Running this exercise can also help configure acceptable AI use policies: for instance, certain areas (like HR) will be riskier than others and require more controls.
Adopt industry-standard controls to validate AI's sound, fair, and unbiased use
Organizations increasingly need to "prove" to clients, regulators, and boards that they're managing AI risk. Adopting and implementing ISO 42001, an internationally recognized standard for implementing and maintaining an AI management system, can help. The standard includes several controls and requirements that can help instill confidence among key stakeholders.
Run application security testing
Today's software engineers are incentivized to adopt AI technologies to improve efficiencies, increase employee utilization and code output, and introduce new AI-driven features to their clients. But the fundamentals of application security still apply. Companies should adopt proven practices around secure development and testing methodologies (e.g., OWASP Software Assurance Maturity Model, OWASP Application Security Verification Standard) for the AI they develop and potentially for business-critical applications that they procure.
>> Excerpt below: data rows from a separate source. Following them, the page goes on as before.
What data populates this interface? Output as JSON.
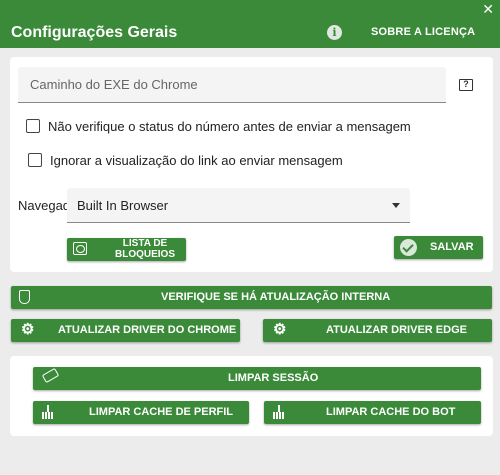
{
  "window": {
    "close_glyph": "✕"
  },
  "header": {
    "title": "Configurações Gerais",
    "about_label": "SOBRE A LICENÇA",
    "about_icon": "info-icon"
  },
  "settings": {
    "chrome_path": {
      "value": "",
      "placeholder": "Caminho do EXE do Chrome"
    },
    "help_glyph": "?",
    "checkboxes": [
      {
        "label": "Não verifique o status do número antes de enviar a mensagem",
        "checked": false
      },
      {
        "label": "Ignorar a visualização do link ao enviar mensagem",
        "checked": false
      }
    ],
    "browser_label": "Navegad",
    "browser_value": "Built In Browser"
  },
  "buttons": {
    "block_list": "LISTA DE BLOQUEIOS",
    "save": "SALVAR",
    "check_update": "VERIFIQUE SE HÁ ATUALIZAÇÃO INTERNA",
    "update_chrome_driver": "ATUALIZAR DRIVER DO CHROME",
    "update_edge_driver": "ATUALIZAR DRIVER EDGE",
    "clear_session": "LIMPAR SESSÃO",
    "clear_profile_cache": "LIMPAR CACHE DE PERFIL",
    "clear_bot_cache": "LIMPAR CACHE DO BOT"
  },
  "colors": {
    "accent": "#3a8a3a",
    "background": "#ececec",
    "panel": "#ffffff"
  }
}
Implement a business-specific AI acceptable use policy
AI use policies can help mitigate the risks listed above— but many organizations have yet to implement them. In Littler's survey, less than half of all executives reported having an AI policy in place at their organization, with key components including employee review of the policy, limiting use to approved tools (e.g., via access controls), or requiring employees to approve uses with their supervisors or a centralized AI decision-making group.
Developing such a policy is critical—but it must be tailored to your particular business. A gap assessment can help organizations identify gaps between current policies and controls and industry leading frameworks (e.g., NIST AI Risk Management Framework), standards (e.g., ISO 42001), and regulations (e.g., EU AI Act).
Update third-party risk management and procurement processes
Organizations outsourcing data and services to AI-driven applications and service providers should do their due diligence to ensure these tools have been designed and adopted in a reliable, fair, secure, and explainable manner. For instance: Have you updated your third-party risk management processes to identify the use of AI? Have you validated that vendors using AI are effectively managing the risks outlined above? Have you edited your outbound due diligence questionnaires to account for unique AI risks?
Balancing Innovation & Risk
The AI train has officially left the station, especially as generative AI tools and AI-enabled SaaS applications make these technologies readily accessible and widespread. Now is the time for middle-market leaders to take the reins and understand how AI is (and can be) used to drive their businesses forward in a safe and responsible manner.
The content of this article is intended to provide a general guide to the subject matter. Specialist advice should be sought about your specific circumstances.